HEADING OF MORTUARY ROLL
THOMAS BROWN, BISHOP OF NORWICH, D. 1445
Such an important office as that of precentor obviously required many high qualities for its due discharge. According to one English Custumal, he should “ever comport himself with regularity, reverence, and modesty, since his office, when exercised with the characteristic virtues, is a source of delight and pleasure to God, to the angels, and to men. He should bow down before the altar with all reverence; he should salute the brethren with all respect; he should in walking manifest his modesty; he should sing with such sweetness, recollection, and devotion that all the brethren, both old and young, might find in his behaviour and demeanour a living pattern to help them in their own religious life and in carrying out the observances required by their Rule from each one.”

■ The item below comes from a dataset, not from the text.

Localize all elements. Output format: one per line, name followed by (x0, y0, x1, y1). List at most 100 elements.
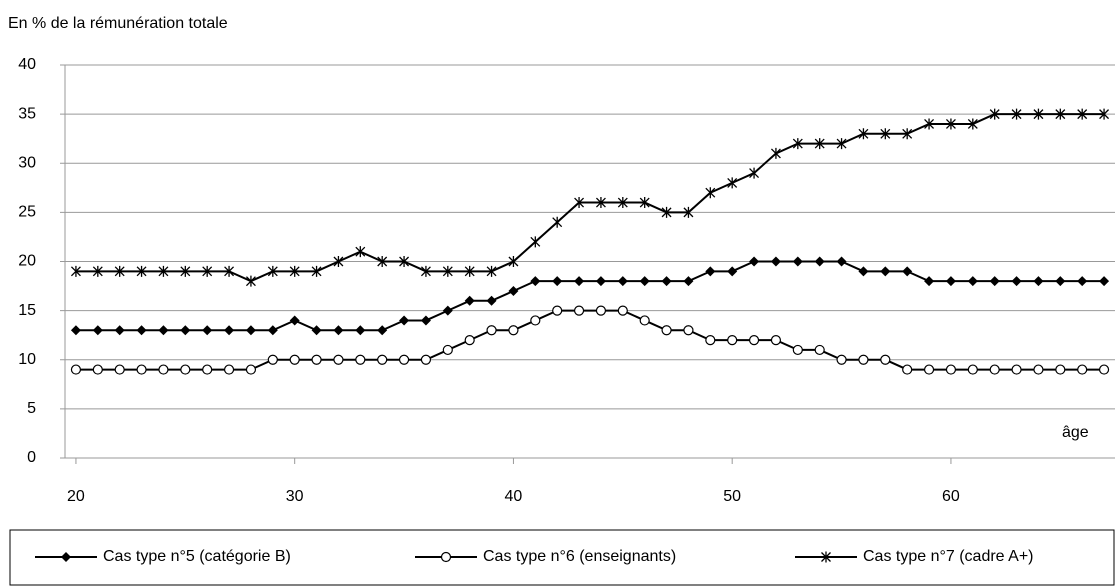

The succentor, or sub-cantor, was the cantor’s assistant in everything. When the precentor was absent he took his place and performed his duties. In ordinary course he regulated the singing on the left-hand side of the choir, and attended to such details of the cantor’s administration as might be committed to him. It was part, however, of his own duty, as fixed by rule, to see that all the brethren who were tabulated for any duty, or who were involved in any change made in the daily tabula, had knowledge of it, in order to prevent the possibility of mistakes, which would interfere with the solemnity of the divine service, and by such carelessness manifest a want of that respect due to the community as a body. Moreover, before the morning Mass and the High Mass the succentor was to be at hand to point out to the celebrants the Collects that had to be said in the Holy Sacrifice, and the order in which they came. If, whilst at the altar, notwithstanding all his care, the priest could not find the proper place, or made delay from some other reason, he was at once to come to his assistance. Lastly, to take one more instance of the succentor’s duty: if during the course of the night Office he should see any of the brethren drowsy or forgetting to recite, it was his duty to take his lantern and go towards them, in order to remind them that they were to be more alert as “watchmen keeping their vigil in the Lord’s service.”